Bill, on the other hand, believes the “business of life is an acquisition of memories”. Delaying gratification up until retirement is often a fool’ errand since our health and interests are bound to wane with the passage of time. He emphasizes procuring experiences and acquiring memory dividends which are bound to compound over time. As an example, in the early chapters of the book, he mentions how his debt-ridden 23 yr old roommate decided to quit his job and travel to Western Europe gathering unique memories which he most likely will not have had if he had waited until he had retired.


The central theme of the book is around prioritizing spending money while you’re alive rather than leaving $500K in inheritance after death.

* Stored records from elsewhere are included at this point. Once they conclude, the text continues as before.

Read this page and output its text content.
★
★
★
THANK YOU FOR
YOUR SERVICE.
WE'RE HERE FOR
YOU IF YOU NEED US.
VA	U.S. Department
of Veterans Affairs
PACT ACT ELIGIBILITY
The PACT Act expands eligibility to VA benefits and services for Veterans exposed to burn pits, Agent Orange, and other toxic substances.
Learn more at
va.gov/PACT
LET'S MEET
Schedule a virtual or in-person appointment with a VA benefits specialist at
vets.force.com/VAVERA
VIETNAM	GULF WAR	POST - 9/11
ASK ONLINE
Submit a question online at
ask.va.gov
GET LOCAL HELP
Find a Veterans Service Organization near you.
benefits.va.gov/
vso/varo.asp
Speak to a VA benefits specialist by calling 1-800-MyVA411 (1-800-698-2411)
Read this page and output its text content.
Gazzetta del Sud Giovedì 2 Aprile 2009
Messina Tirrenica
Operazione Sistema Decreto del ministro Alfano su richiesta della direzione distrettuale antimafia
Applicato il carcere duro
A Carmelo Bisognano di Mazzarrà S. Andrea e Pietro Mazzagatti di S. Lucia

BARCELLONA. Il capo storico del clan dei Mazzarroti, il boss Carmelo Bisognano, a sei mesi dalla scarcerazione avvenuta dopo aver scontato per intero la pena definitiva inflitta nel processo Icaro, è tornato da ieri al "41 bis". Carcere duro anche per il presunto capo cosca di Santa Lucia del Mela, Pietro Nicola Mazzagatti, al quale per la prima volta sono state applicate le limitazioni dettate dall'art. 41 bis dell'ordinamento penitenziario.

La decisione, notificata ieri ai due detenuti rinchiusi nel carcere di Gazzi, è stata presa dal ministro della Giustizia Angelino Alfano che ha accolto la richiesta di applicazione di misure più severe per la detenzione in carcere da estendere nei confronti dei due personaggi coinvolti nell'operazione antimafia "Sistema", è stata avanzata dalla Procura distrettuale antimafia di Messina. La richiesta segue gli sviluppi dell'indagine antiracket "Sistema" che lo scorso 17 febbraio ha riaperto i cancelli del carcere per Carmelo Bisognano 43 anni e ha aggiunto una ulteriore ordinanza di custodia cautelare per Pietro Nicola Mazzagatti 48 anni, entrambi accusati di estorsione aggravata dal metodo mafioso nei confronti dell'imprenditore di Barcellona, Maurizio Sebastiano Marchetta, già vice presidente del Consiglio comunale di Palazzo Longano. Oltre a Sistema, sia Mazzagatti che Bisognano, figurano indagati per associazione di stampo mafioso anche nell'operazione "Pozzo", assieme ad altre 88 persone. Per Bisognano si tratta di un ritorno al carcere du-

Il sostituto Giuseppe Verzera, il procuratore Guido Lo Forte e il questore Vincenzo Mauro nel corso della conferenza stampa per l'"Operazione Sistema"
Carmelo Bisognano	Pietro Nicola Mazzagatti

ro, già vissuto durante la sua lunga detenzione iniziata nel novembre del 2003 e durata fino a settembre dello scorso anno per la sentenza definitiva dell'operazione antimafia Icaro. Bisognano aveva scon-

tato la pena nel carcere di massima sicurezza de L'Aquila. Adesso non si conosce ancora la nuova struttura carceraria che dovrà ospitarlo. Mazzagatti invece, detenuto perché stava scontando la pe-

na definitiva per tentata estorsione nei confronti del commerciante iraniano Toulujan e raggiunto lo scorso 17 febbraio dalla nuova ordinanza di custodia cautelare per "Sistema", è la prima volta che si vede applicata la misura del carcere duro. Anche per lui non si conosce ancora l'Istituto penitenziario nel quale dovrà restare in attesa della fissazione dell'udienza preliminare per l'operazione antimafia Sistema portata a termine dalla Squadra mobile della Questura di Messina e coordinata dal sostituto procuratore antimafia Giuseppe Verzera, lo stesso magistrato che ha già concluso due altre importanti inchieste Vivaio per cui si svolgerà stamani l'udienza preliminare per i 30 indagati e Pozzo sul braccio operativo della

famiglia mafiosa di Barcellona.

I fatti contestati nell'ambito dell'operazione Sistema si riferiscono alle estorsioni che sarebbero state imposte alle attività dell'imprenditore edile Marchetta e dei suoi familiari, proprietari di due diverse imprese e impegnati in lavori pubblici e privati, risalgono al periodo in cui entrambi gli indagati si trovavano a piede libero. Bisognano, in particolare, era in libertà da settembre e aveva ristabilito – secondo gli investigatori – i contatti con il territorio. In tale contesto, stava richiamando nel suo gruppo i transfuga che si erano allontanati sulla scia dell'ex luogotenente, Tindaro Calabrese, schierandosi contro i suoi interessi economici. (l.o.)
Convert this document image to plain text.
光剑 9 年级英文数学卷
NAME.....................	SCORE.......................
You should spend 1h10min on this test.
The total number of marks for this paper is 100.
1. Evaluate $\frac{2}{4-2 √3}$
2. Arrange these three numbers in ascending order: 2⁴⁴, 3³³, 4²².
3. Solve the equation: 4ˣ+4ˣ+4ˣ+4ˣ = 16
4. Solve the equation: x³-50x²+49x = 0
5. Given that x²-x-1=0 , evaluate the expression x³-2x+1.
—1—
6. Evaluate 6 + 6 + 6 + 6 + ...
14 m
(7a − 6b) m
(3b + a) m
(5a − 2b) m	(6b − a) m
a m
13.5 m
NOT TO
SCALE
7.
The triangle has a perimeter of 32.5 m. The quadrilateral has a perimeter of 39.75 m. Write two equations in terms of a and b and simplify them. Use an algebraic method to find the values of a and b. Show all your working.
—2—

Even if you’ve the right intentions for the money (kids future, charity), it’s always better to take action when you can.

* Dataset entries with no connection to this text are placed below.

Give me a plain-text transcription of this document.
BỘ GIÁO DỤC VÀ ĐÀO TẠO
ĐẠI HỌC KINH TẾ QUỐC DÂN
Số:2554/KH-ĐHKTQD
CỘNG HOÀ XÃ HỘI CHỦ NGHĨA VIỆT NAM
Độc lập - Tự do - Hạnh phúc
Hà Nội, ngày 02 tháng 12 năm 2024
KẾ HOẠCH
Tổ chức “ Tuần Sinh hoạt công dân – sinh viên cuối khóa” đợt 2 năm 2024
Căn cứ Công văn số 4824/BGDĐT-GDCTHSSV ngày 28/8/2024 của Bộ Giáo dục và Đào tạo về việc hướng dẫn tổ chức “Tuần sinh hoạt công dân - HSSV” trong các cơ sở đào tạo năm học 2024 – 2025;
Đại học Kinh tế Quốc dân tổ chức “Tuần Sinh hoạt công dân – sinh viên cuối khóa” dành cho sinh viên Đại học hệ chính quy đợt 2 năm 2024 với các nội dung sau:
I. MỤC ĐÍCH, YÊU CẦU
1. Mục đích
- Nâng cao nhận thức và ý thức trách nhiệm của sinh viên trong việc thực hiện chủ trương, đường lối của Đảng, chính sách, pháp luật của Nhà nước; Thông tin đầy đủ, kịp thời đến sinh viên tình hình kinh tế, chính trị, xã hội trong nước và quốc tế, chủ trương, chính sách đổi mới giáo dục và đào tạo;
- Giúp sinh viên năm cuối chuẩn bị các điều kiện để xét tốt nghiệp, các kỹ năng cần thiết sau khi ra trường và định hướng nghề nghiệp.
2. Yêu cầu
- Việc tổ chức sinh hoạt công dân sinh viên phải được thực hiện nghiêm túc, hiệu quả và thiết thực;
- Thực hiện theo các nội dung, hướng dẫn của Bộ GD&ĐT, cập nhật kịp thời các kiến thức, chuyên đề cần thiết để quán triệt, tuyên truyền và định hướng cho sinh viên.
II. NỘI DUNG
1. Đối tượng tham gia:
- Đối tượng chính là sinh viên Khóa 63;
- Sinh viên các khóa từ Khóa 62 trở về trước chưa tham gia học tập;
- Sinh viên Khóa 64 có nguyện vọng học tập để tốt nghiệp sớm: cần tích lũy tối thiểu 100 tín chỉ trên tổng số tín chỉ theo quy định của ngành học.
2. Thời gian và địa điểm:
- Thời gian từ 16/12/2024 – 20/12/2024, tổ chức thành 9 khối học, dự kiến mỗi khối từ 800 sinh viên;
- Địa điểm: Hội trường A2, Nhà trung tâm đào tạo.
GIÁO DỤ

Chase memorable experiences, give money to your kids when they can best use it, donate to charity while you’re still alive. That’s the way to live life.

One of the biggest counters to the book is the fact that most people hoard money because they’re afraid of dying in poverty. Bill references this mentioning that depriving your current self just to care about a future older self isn’t the way to go. He advises using income annuities, reverse mortgages, long-term care insurance in order to prepare for the no-income post retirement years. Depending upon on your age and health, income annuities can be foregone and replaced through a mix of retirement investments and dividend income. To calculate your survival threshold (or how much you might end up requiring post-retirement), Bill suggests using this formula:

Survival Threshold = 0.7 * Annual Expenses * Years Left to Live (can be calculated using a longetivity calculator)

The books also brings up an interesting facet of spending over the course of an Average Joe’s life. Most people’s spending can be categorized into three patterns:

  • Go-go years: Observed between the ages of 20-40
  • Slow-go years: Observed between the ages of 40-65
  • No-go years: 75 and later ages

Even in retirement, your spending is going to vary a lot. People spend a lot more money at the start of the retirement than at the end.


In order to live a good, fulfilling life, we need a balance of money, health and free leisure time. Personally for me, spending most of my healthy years working and acquiring fat stacks of cash for a future older self who might end up spending very little of that wealth is a legitimate worry. I know I’ll enjoy sky-diving more when I’m 25 rather than when I’m 65 and the book really drives this point home. It also lays down a solid framework of “time-bucketing” your experiences i.e. prioritizing more outgoing activities when you’re young. I’ve also internally known the concept of cherishing memories but the concept of “memory dividend” will stick with me forever.

As with most books in the genre, it could have been a lot more concise, but it does provide a provocative and new theory about how you can maximize and live a more fulfilling life. It has definitely prompted to think more deeply about prioritizing things that make me happy.